Its midnight here now, and we have to wake up at 6 am to go to Lake Botos. However, I doubt my ability to sleep well tonight as nervousness about using the sensors that we have been working so hard on builds up over night.
Oh my goodness! Today was amazing! This time we did a tourist track adventure. I was able to convince the group to do “combo number 4” which was canopy and canyoneering. However, Don and Prof Clark pooped out on us and stayed behind. After an 8:30am breakfast, we meet at the reception area to take a bus over to the canopy. Canopy is better known as zip lining or in this case, zip lining through the rainforest.

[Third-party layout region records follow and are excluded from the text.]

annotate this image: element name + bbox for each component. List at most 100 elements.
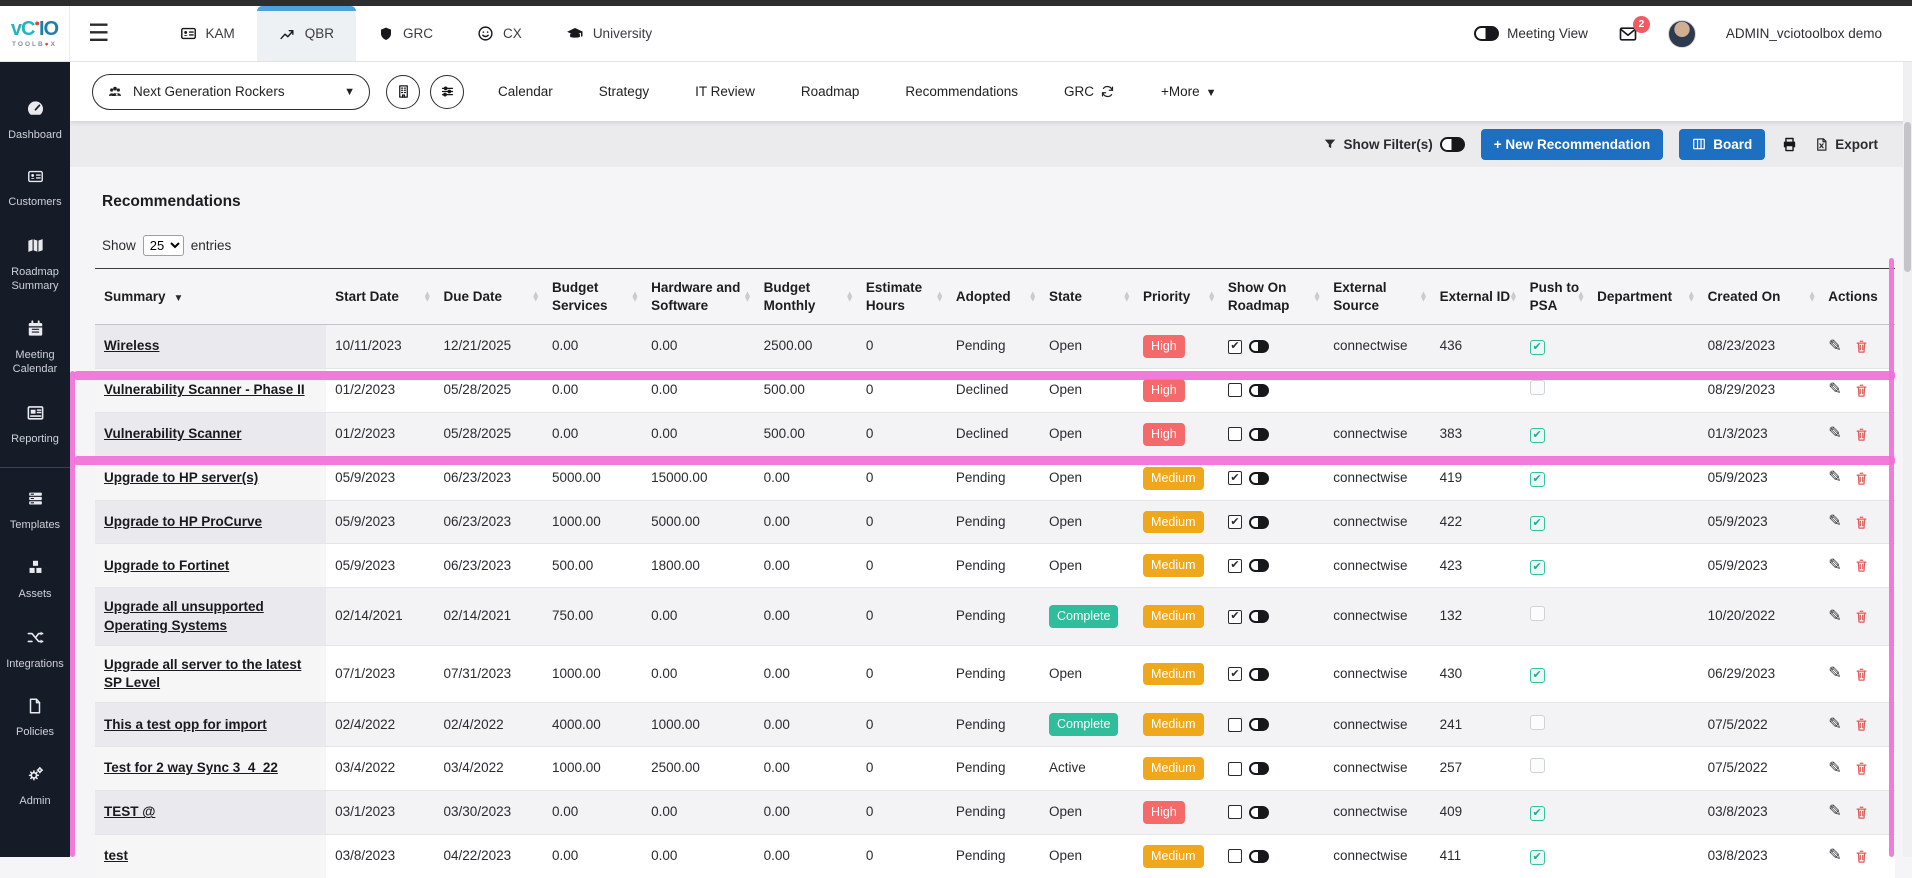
roadmap-checkbox[interactable]: ✔ [1227,339,1242,354]
summary-link[interactable]: Upgrade to HP server(s) [104,470,258,485]
toggle-icon[interactable] [1248,610,1269,624]
push-to-psa-checkbox[interactable]: ✔ [1529,515,1545,531]
tab-grc[interactable]: GRC [356,6,455,61]
subnav-link-roadmap[interactable]: Roadmap [801,84,860,99]
hamburger-menu-icon[interactable]: ☰ [88,19,110,48]
edit-pencil-icon[interactable]: ✎ [1828,382,1841,398]
avatar[interactable] [1667,19,1696,48]
edit-pencil-icon[interactable]: ✎ [1828,426,1841,442]
sidebar-item-reporting[interactable]: Reporting [0,390,70,459]
tab-kam[interactable]: KAM [158,6,257,61]
sliders-button[interactable] [430,74,464,109]
roadmap-checkbox[interactable] [1227,761,1242,776]
column-header-state[interactable]: State ▲ ▼ [1039,267,1135,326]
subnav-link-it-review[interactable]: IT Review [695,84,755,99]
column-header-created_on[interactable]: Created On ▲ ▼ [1698,267,1820,326]
toggle-icon[interactable] [1248,667,1269,681]
board-button[interactable]: Board [1679,128,1766,160]
roadmap-checkbox[interactable]: ✔ [1227,558,1242,573]
roadmap-checkbox[interactable]: ✔ [1227,471,1242,486]
vcio-toolbox-logo[interactable]: vC●IO TOOLB●X [0,6,70,61]
edit-pencil-icon[interactable]: ✎ [1828,716,1841,733]
subnav-link-grc[interactable]: GRC [1064,84,1115,99]
sidebar-item-roadmap-summary[interactable]: Roadmap Summary [0,223,70,307]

We took a peak in the center’s poison frog garden (like a butterfly garden) and saw an amazing painted frog. We’ll have to ask Prof Clark’s son what species it is!
The zip lining was so cool. We went on the seven cable track. For the first line, Nick and Akhil were both pressing down with their back hand too much in the beginning which slowed them down a decent amount. Nick ended up having to pull himself in about 10 feet which isn’t that bad. However, Akhil stopped halfway. We were trying to shoot at him to have him pull himself in but he apparently couldn’t hear us. The guide ended up going out and towing him in to the dock. It was hilarious. 🙂
After that excitement, it was a much more smooth adventure. The views were amazing. Although, Nick claims we were going too fast to really enjoy them. My favorite line was the one where we just let go of the line and coasted through the forest. I just got to lean back and enjoy the ride. Akhil liked the fast ones because he didn’t have to worry about not making it to the end. 😀
After the zip lining, we scampered over to the canyoneering. Yet again the ambiguous name hides a really cool extreme adventure. Canyoneering is, in this case, rappelling down a water fall. Yup. That’s right. We headed into the forest and rappelled down two dry areas and two wet ones. The hike between the rappels was almost as much fun as the actual rappel. We had to climb over boulders and jump and wade through creeks. At one point they had us actually cannonball into a water hole that was at least seven feet deep!
At the second rappel, I began it well and was actually jump rappelling. It was great. Until I missed the ground and tried to go for the wall but it had disappeared. There was a jut out in front of the wall near my feet. As you might have guessed, I face planted into the wall of the cliff. Sigh. I was fine though! I didn’t even drop my cable! I made it back down in one piece with only a little scrape on my leg. And boy, was it an adventure!
Once we got back to the canyoneering starting point, we were given the option of jumping into a quick rinse off shower, handed a warm, dry towel, and herded up the stairs to food. They had a slideshow going of our photos already and served us a buffet of rice, beans, pineapple, and a few others that I don’t know what to call them but they were good!
They drove us back to the hotel where we worked on sensors until dinner. We ended up going into the “village” and got pizza of all things. Then we shopped around for a little bit. The boys bought a few souvenirs and I got myself a magnet for my collection. Finally, we came back for more sensor work of course. The Ph sensor is almost working and the CO2 sensor is good to go!
All in all, today was an awesome day! We zip lined through a rainforest, rappelled down a waterfall, and shopped in the village. I’m happy!